Flatten 2D Vector

Design an iterator to flatten a 2D vector. It should support the next and hasNext operations.

Implement the Vector2D class:

• Vector2D(int[][] vec) initializes the object with the 2D vector vec.
• next() returns the next element from the 2D vector and moves the pointer one step forward. You may assume that all calls to next are valid.
• hasNext() returns true if there are still some elements in the vector, and false otherwise.

Constraints:
0 ≤ vec.length ≤ 200
0 ≤ vec[i].length ≤ 500
-500 ≤ vec[i][j] ≤ 500
At most 105 calls will be made to next and hasNext.

Approach 1: Flatten List in Constructor

This approach is a bad approach! We've included it to show what it looks like and to discuss why it's not ideal. This will help in designing better iterators.

In the constructor, we iterate over the 2D input vector, putting each integer into a list. Then, the problem simplifies to being a simple list iterator. We use a list rather than an array (vector) because we don’t know in advance how many integers there might be in total.

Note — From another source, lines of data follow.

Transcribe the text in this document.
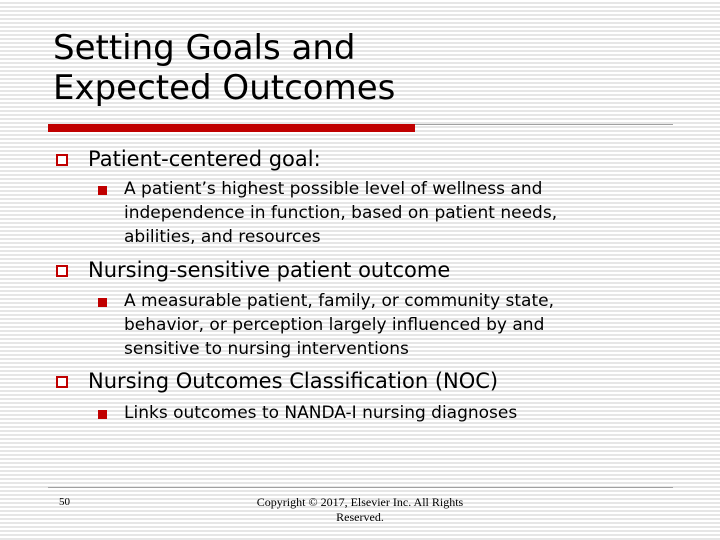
Setting Goals and
Expected Outcomes
Patient-centered goal:
A patient’s highest possible level of wellness and
independence in function, based on patient needs,
abilities, and resources
Nursing-sensitive patient outcome
A measurable patient, family, or community state,
behavior, or perception largely influenced by and
sensitive to nursing interventions
Nursing Outcomes Classification (NOC)
Links outcomes to NANDA-I nursing diagnoses
50	Copyright © 2017, Elsevier Inc. All Rights
Reserved.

Our unpack algorithm is as follows:

• nums = a new List
• For each innerVector in the input 2D vector:
• For each number in innerVector:
• Append the number to the end of nums

We then save this list as a field of our iterator class since the next(...) and hasNext(...) methods need to access it repeatedly. By also having a position field, we can keep track of the iterator's current position.

Algorithm:
The code makes the position field point at the next element that needs to be returned by next(). Therefore, the hasNext() method simply checks if the position is a valid index of nums. An alternative approach would be to make the position point at the previous value returned, which simplifies next() but complicates hasNext().

import java.util.NoSuchElementException;

class Vector2D {
      // Constructor will put all the nums into this list.    
      private List nums = new ArrayList<>();
      // Keep track of where the Iterator is up to.
      private int position = 0;
      public Vector2D(int[][] v) {
         // We need to iterate over the 2D vector, getting all the integers
         // out of it and putting them into nums (a field).
         for (int[] innerVector : v) {
            for (int num : innerVector) {
                  nums.add(num);
            }
         }
      }

      public int next() {
         // In Java, we throw a NoSuchElementException when next() is called
         // on an exhausted Iterator.
         if (!hasNext()) throw new NoSuchElementException();
         // Store the number we need to return, as we still need to move position forward.
         int result = nums.get(position);
         // Move the position pointer forward by 1, so that it's ready for
         // the next call to next, and gives a correct hasNext result.
         position++;
         return result;
      }

      public boolean hasNext() {
         // There's nums left as long as position is a valid index of the list.
         return position < nums.size();
      }
}    
              

Complexity Analysis

Let N be the number of integers within the 2D vector, and V be the number of inner vectors.

Time Complexity:

• Constructor: O(N + V)
  In total, we append N integers to the nums list. Each append operation is O(1), giving us O(N). However, we must loop through all the inner vectors, which costs O(V). Therefore, the final time complexity is O(N + V).
• next(): O(1)
  All operations in this method, including getting an integer at a specific index of a list, are O(1).
• hasNext(): O(1)
  All operations in this method are O(1).

Space Complexity: O(N)
We create a new list that contains all the integers from the 2D vector. This is different from the time complexity; for example, in the case of [[], [2], [], [], []], we only store the integer 2. Information about the number of inner vectors is discarded.